[Ofvwg] Further thoughts on uAPI

Doug Ledford dledford at redhat.com
Tue Apr 26 07:19:37 PDT 2016


On 4/24/2016 10:15 AM, Liran Liss wrote:

> For generic interfaces (currently includes Verbs, Ethernet QPs, and IB management), the new scheme should map what we have today in a flexible manner.
> This would enable us, for example, to pass only RoCE addressing attributes while modifying a RoCE QP (and optionally optimizing the kernel representation as well).
> These interfaces have a matching kAPI.

This sounds like something I was thinking as well.  Of course, abstract
ideas are sometimes less similar than you think, so putting something
concrete down can help make sure that people are actually thinking about
the same thing.

For certain operations that have lots of optional items (work requests
for one, work completions for another), the old method has been to stick
everything in one struct (which bloats it for most uses), or the extreme
opposite end of the spectrum was the recent timestamping API patches
that totally deconstructed the wc struct and rebuilt it from individual
elements and completely reordered.  Another approach to dealing this
this is tons of different structs (Christoph's work request struct rework).

Maybe we can reach a different arrangement.  I'm thinking of one base
struct that's versioned.  This base struct is the common items we always
need across the board:

struct __work_completion_common_v1 {
	union { // Only first for alignment reasons
		u64		wr_id;
		struct ib_cqe	*wr_cqe;
	}
	int	magic = 1; /* magic starts as the version #
			      in the lower 8 bits, then we
			      add flags for optional struct
			      elements */
	enum ib_wc_status	status;
	enum ib_wc_opcode	opcode;
	u32			len;
};

#define rdma_wc __work_completion_common_v1

Then we create optional, additional structs.  Such as a specific struct
for each address type:

/* The common struct and option struct versions always match */
struct __work_completion_ib_addr_v1 {
	struct ib_qp		*qp;
	u32			src_qp;
	u16			pkey_index;
	u16			slid;
	u8			port_num;
	u8			reserved[3]; // preserve u64 alignment
};

#define rdma_wc_ib_addr __work_completion_ib_addr_v1

struct __work_completion_eth_addr_v1 {
	u8			smac[ETH_ALEN];
	u16			vlan_id;
};

#define rdma_wc_eth_addr __work_completion_eth_addr_v1

....

Addtional optional struct items can then be defined, for things like
errors, immediate/invalidate data, timestamps, etc.

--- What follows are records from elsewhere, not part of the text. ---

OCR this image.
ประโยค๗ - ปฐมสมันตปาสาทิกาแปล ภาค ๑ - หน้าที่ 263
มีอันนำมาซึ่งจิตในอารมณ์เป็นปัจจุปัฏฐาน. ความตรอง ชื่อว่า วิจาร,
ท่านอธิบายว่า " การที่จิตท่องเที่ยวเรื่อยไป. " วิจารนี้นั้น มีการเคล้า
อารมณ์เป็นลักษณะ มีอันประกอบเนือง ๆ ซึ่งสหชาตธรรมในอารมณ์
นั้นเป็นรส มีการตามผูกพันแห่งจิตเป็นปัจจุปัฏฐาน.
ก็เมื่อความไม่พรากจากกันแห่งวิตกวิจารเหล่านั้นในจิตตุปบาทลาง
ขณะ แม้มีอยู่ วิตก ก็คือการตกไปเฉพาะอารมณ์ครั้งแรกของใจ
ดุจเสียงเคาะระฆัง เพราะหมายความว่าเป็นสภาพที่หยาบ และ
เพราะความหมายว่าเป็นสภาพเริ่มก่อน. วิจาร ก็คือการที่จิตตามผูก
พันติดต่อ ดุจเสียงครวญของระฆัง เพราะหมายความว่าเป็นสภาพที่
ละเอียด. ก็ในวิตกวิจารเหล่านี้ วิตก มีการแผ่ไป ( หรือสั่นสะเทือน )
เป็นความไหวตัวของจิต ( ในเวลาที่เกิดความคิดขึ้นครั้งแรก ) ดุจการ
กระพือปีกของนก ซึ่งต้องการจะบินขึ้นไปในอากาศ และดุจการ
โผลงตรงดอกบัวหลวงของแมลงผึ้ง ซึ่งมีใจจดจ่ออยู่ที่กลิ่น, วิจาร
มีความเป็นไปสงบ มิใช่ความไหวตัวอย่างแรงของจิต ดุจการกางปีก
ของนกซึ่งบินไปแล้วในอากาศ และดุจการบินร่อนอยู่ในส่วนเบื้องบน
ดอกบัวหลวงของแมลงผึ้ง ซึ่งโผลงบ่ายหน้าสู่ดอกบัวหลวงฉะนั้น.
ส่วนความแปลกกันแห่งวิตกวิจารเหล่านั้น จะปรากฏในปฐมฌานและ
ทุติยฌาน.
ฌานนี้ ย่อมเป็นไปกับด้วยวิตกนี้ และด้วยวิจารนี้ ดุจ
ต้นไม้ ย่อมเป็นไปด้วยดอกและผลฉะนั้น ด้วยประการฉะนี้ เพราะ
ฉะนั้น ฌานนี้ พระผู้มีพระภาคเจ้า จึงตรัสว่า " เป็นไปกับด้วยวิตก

When building a wc, you start with the base struct, the magic is set to
the version, then for each optional element you add, you set a flag
field for that element in the magic item.  Optional element flags occupy
the upper 24 bits.  The length of the total struct is the length of the
base struct plus the length of all optional structs, and the order of
the optional structs matches their bit order from lowest to highest in
the magic element.  It's not quite as free form as the patches for
timestamp support were, but still allows the structs some flexibility in
what is included and what isn't.

When parsing the wc, you verify you have the right version first, then
you process what you need from the common struct, and if you have need
of it, process any additional stuff by walking the set bits in the magic
struct to get to each optional struct item.

Something like that can be applied to wcs, wrs, and where there is
enough variability to warrant it, other items as well.  Of course, if an
item doesn't vary all that much, then a single struct is still preferable.